The best and most common way of communicating with the broadcast media is through preparing and distributing a media release to them. A media release is also known as a press release or a news release. As we have already looked at what goes into creating and preparing a media release, I won’t repeat it here. But I would like to advise that for TV media, you should also include some ideas for visuals, and for both radio and TV, you should nominate your spokesperson on the document.
The next thing to do is determine who you need to send your media release to. For radio news, find out a contact in the newsroom. If it’s a radio or TV program, the program Producer is your contact. For TV news, it’s the Chief of Staff or the appropriate reporter you need.
There are programs and services, such as Media Monitors’ Media Disk and Margaret Gee’s Media Guide in Australia with equivalents overseas, you can subscribe to that collect the names and contact details of all the journalists nation-wide. They cover television news and programmes, radio programmes, local, rural, community and metropolitan newspapers, national publications, industry publications and the glossy magazines you find in the newsagency. There is an annual subscription fee to access these services year round.
Alternatively, if you already know what outlet you are targeting, you can simply find the phone number online, phone them and ask reception for the relevant person to send your media release to.

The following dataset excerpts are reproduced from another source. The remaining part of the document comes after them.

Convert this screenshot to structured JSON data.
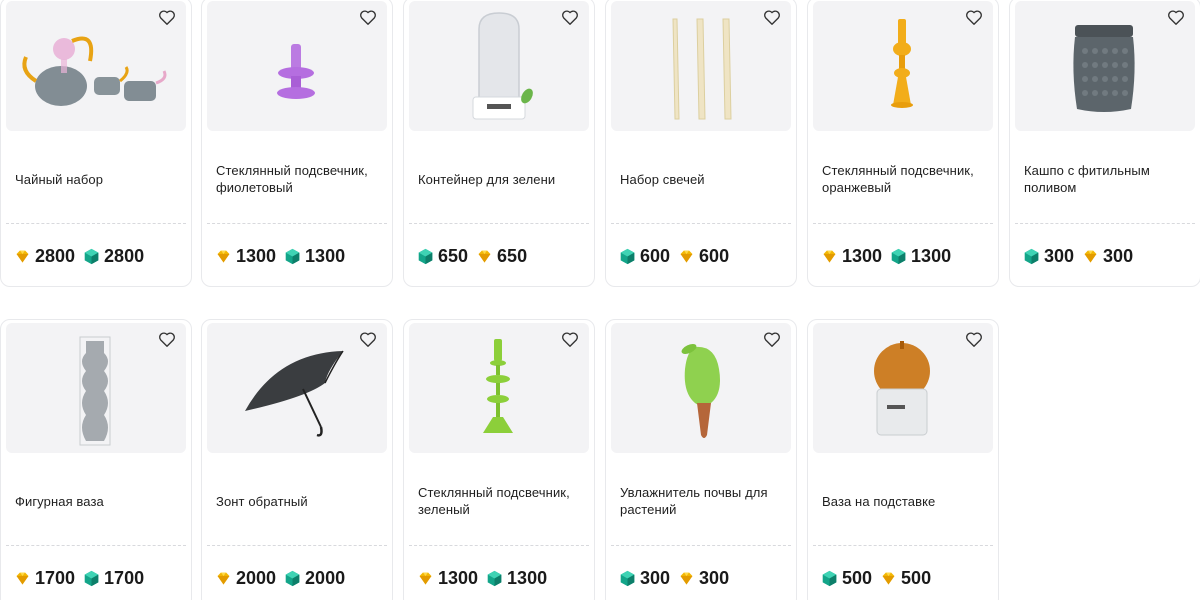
{
  "products": [
    {
      "title": "Чайный набор",
      "prices": [
        {
          "currency": "gold",
          "value": "2800"
        },
        {
          "currency": "teal",
          "value": "2800"
        }
      ],
      "image": "tea-set"
    },
    {
      "title": "Стеклянный подсвечник, фиолетовый",
      "prices": [
        {
          "currency": "gold",
          "value": "1300"
        },
        {
          "currency": "teal",
          "value": "1300"
        }
      ],
      "image": "candlestick-purple"
    },
    {
      "title": "Контейнер для зелени",
      "prices": [
        {
          "currency": "teal",
          "value": "650"
        },
        {
          "currency": "gold",
          "value": "650"
        }
      ],
      "image": "greens-container"
    },
    {
      "title": "Набор свечей",
      "prices": [
        {
          "currency": "teal",
          "value": "600"
        },
        {
          "currency": "gold",
          "value": "600"
        }
      ],
      "image": "candles"
    },
    {
      "title": "Стеклянный подсвечник, оранжевый",
      "prices": [
        {
          "currency": "gold",
          "value": "1300"
        },
        {
          "currency": "teal",
          "value": "1300"
        }
      ],
      "image": "candlestick-orange"
    },
    {
      "title": "Кашпо с фитильным поливом",
      "prices": [
        {
          "currency": "teal",
          "value": "300"
        },
        {
          "currency": "gold",
          "value": "300"
        }
      ],
      "image": "planter"
    },
    {
      "title": "Фигурная ваза",
      "prices": [
        {
          "currency": "gold",
          "value": "1700"
        },
        {
          "currency": "teal",
          "value": "1700"
        }
      ],
      "image": "figure-vase"
    },
    {
      "title": "Зонт обратный",
      "prices": [
        {
          "currency": "gold",
          "value": "2000"
        },
        {
          "currency": "teal",
          "value": "2000"
        }
      ],
      "image": "umbrella"
    },
    {
      "title": "Стеклянный подсвечник, зеленый",
      "prices": [
        {
          "currency": "gold",
          "value": "1300"
        },
        {
          "currency": "teal",
          "value": "1300"
        }
      ],
      "image": "candlestick-green"
    },
    {
      "title": "Увлажнитель почвы для растений",
      "prices": [
        {
          "currency": "teal",
          "value": "300"
        },
        {
          "currency": "gold",
          "value": "300"
        }
      ],
      "image": "soil-humidifier"
    },
    {
      "title": "Ваза на подставке",
      "prices": [
        {
          "currency": "teal",
          "value": "500"
        },
        {
          "currency": "gold",
          "value": "500"
        }
      ],
      "image": "vase-on-stand"
    }
  ],
  "icons": {
    "favorite": "heart-outline-icon",
    "gold_currency": "gold-gem-icon",
    "teal_currency": "teal-gem-icon"
  },
  "colors": {
    "gold": "#f2b705",
    "teal": "#13a589",
    "card_border": "#e8e9ec",
    "thumb_bg": "#f3f3f5"
  }
}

With TV and radio media, I always tend to follow up with a phone call. I would suggest you send the media release a couple of days before the event, or before you would like your story to go to air, and then follow up the morning before, and then again the morning of the event.
For TV news, you often won’t know until the last minute whether they will be able to have a crew available. For this reason, I would advise that you select a day that doesn’t attract other big events or holidays. For example, one of my clients, a weight loss franchise, organised the hand-over of a car won by their “Slimmer of the Year”” on Remembrance Day. We didn’t manage to get a TV crew out that day, because of all the Remembrance Day ceremonies that were taking place around the city, and therefore missed our opportunity with TV.
Radio interviews can usually be done over the phone, but on occasion, you may be called into a studio. Make sure you are in a quiet place without background noise where you won’t be disturbed to take the call. Have your notes ready in front of you so that you don’t panic and forget your message. Your ‘umms’ and ‘ahhs’ can be edited out if the interview is a recording, but best to try and keep them to a minimum if possible. For your first few, it may be a good idea to practise with family members and friends.
TV interviews can be especially daunting if you are new to them. Here are some tips that I give to my clients who are facing the exciting prospect of a TV interview.
Not everyone is a natural at radio or TV, but there is no denying that nothing beats the thrill of seeing yourself on TV or hearing your voice on the radio for the first time, and the time after that, and the time after that!
Good luck – you may even discover a hidden talent!